Is Hamilton a film or a recorded stage play? The answer is both. Shot over a three-day span in 2016 with the original Broadway cast (many of whom would depart the show soon after filming), the musical covers the life of founding father Alexander Hamilton during and after The Revolutionary War. The brainchild of writer/star Lin-Manuel Miranda, the show is filled to the brim with R&B, hip-hop, soul, funk, and traditional show tunes. It is a moving and contagious story of America’s birth featuring a cast representative of the modern day. Every performer is in peak form, handling the avalanche of dialogue/lyrics with passion and energy. The cinematography and editing cuts between wide angles and intimate closeups. No other musical this year hits with as much power and grace – I have not been able to get the music out of my head since watching it.
9) His House
The best horror film of the year is writer/director Remi Weekes’ His House. But to simply call it a “horror film” would be an injustice. At its heart, the story shows the struggles of immigration – how people uproot themselves from their native countries in search of a better life but never fully leave their pasts behind. Sope Dirisu and Wunmi Mosaku star as Sudanese refugees who have moved to an unnamed English town only to confront micro-aggressive bigotry. To make matters worse, something has followed them from Sudan and is now haunting the walls of their rundown apartment. His House shows how the choices we make live within us, whether we want it to or not. It is equal parts insightful with its social commentary and terrifying with its scares.
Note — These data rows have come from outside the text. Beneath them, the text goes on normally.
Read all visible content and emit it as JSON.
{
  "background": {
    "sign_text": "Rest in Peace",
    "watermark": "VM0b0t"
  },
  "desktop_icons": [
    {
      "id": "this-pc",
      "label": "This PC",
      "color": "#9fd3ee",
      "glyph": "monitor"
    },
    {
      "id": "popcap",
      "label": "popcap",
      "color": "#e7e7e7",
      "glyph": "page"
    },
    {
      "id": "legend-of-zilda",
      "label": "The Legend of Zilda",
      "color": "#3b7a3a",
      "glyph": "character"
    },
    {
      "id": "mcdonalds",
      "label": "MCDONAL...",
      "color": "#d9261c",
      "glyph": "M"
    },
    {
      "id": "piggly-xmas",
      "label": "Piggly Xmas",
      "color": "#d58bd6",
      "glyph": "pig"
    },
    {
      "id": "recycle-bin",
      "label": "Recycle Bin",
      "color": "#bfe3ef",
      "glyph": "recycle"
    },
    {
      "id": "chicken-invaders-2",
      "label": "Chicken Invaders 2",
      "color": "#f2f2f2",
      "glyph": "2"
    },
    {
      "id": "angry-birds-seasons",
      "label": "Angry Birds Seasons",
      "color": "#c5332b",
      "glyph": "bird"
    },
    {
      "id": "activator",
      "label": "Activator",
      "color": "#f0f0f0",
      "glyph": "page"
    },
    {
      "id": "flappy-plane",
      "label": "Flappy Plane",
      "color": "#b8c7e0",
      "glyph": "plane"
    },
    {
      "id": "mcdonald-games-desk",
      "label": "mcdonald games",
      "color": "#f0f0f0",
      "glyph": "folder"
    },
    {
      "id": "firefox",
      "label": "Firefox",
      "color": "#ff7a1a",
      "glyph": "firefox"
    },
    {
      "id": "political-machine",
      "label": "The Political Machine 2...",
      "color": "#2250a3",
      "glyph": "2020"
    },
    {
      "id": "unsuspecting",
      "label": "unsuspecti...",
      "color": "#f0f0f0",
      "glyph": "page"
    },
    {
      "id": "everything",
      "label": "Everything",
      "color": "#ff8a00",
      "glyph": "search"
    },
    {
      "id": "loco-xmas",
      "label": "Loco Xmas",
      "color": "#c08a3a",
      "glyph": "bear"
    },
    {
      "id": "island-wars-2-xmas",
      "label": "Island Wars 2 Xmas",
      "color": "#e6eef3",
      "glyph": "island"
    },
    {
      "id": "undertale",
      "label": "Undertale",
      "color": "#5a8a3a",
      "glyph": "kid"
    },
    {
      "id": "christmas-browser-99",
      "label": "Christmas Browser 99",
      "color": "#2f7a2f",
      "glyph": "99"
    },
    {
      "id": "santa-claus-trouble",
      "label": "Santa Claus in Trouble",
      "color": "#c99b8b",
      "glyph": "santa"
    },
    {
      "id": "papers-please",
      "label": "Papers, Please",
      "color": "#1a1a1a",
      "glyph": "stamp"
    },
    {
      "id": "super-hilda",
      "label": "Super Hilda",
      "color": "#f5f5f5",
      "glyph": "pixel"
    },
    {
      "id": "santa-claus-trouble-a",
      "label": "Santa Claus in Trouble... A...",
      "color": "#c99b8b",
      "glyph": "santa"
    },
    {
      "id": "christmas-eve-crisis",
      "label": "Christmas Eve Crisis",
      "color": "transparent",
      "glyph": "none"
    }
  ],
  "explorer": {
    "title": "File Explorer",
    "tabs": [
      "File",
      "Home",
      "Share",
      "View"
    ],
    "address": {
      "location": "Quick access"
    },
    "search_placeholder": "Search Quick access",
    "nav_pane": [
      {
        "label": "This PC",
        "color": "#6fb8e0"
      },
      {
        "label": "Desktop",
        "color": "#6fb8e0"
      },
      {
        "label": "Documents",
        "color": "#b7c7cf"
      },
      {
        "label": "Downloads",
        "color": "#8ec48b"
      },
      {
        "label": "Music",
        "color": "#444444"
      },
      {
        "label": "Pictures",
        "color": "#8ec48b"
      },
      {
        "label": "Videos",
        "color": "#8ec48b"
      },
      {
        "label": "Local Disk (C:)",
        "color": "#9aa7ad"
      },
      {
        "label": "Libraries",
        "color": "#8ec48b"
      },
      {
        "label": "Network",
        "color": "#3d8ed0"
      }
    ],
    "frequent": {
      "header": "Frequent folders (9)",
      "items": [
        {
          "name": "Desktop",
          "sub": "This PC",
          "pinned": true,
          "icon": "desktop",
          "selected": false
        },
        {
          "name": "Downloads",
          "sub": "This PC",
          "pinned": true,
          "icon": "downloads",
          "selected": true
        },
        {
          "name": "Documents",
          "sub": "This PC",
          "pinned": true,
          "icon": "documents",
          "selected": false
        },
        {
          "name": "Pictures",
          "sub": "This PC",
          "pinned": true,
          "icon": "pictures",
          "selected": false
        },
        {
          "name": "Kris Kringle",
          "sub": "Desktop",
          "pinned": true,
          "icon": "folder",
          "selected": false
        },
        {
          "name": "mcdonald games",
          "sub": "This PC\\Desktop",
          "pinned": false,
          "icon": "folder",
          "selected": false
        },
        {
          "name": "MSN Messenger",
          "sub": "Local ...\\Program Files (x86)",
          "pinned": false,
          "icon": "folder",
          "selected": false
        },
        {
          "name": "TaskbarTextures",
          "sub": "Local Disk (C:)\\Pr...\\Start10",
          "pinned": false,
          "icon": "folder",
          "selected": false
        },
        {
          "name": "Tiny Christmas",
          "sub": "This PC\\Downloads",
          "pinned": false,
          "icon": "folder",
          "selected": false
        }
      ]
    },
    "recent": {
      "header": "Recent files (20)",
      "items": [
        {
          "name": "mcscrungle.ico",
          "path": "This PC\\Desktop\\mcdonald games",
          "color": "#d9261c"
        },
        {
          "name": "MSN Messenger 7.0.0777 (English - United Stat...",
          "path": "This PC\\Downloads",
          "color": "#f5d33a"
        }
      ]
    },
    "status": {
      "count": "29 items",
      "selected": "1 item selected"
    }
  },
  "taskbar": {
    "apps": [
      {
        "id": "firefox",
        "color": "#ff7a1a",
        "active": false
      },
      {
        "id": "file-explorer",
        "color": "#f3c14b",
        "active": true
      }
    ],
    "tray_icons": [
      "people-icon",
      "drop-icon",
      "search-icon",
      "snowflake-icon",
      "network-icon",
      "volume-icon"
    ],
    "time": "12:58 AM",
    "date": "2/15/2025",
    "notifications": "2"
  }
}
Borrowing elements of The Twilight Zone, Steven Spielberg, and Cold War era sci-fi, The Vast of Night is an ingenious tale of a small New Mexico town being invaded by…something. The narrative takes an old school approach with a modern twist. The intelligence of the writing (Andrew Patterson, Craig Sanger) and direction (Patterson) keep us on the edge as we watch two young people (Sierra McCormick, Jake Horowitz) try to uncover the mysterious presence in their community. The sound design and dialogue are razor-sharp, not only in building suspense but in revealing character traits as well. It’s rare to find a movie made up mostly of small conversations to be this engrossing, tense, and entertaining.
7) Da 5 Bloods
Spike Lee’s war film is big, bold, messy, passionate, and visionary. He follows a group of black Vietnam War veterans returning to Vietnam to not only recover the remains of their squad leader (the late Chadwick Boseman), but to retrieve a cache of gold bars they hid there. They each grapple with the effects of not only participating in battle but fighting for a country that treated them as second-class citizens. At the center is Delroy Lindo – giving a career best performance – as a character so traumatized by his experiences that he flirts with losing himself to the darkness. Lee tackles the material with the eye of a cinephile, playing with editing, film stock, screen ratio, narrative structure, and so on – all to create a piece of art that is quintessentially his own. It’s refreshing to see an experienced filmmaker swing for the fences, and with his latest Lee has hit a homerun.
What is Charlie Kaufman’s I’m Thinking of Ending Things about? Is it about a young woman (Jessie Buckley) meeting her boyfriend’s (Jesse Plemons) parents? Is it about an old janitor (Guy Boyd) fantasizing about his youth and a lost love? Is it both, is it neither? While we could go down the very deep rabbit hole that is Kaufman’s narrative, what I took away were the emotions. I thought of love, loss, and of people dwelling in the nostalgia of their past while yearning for a better future. It is equal parts hilarious and terrifying, and by the end I was deeply moved. While the surreal nature may be a turn off for some, I embraced the fact that I had no idea where the story was going. Sometimes the best movies are the ones that require active participation from the audience. In this case, the reward is worth the effort.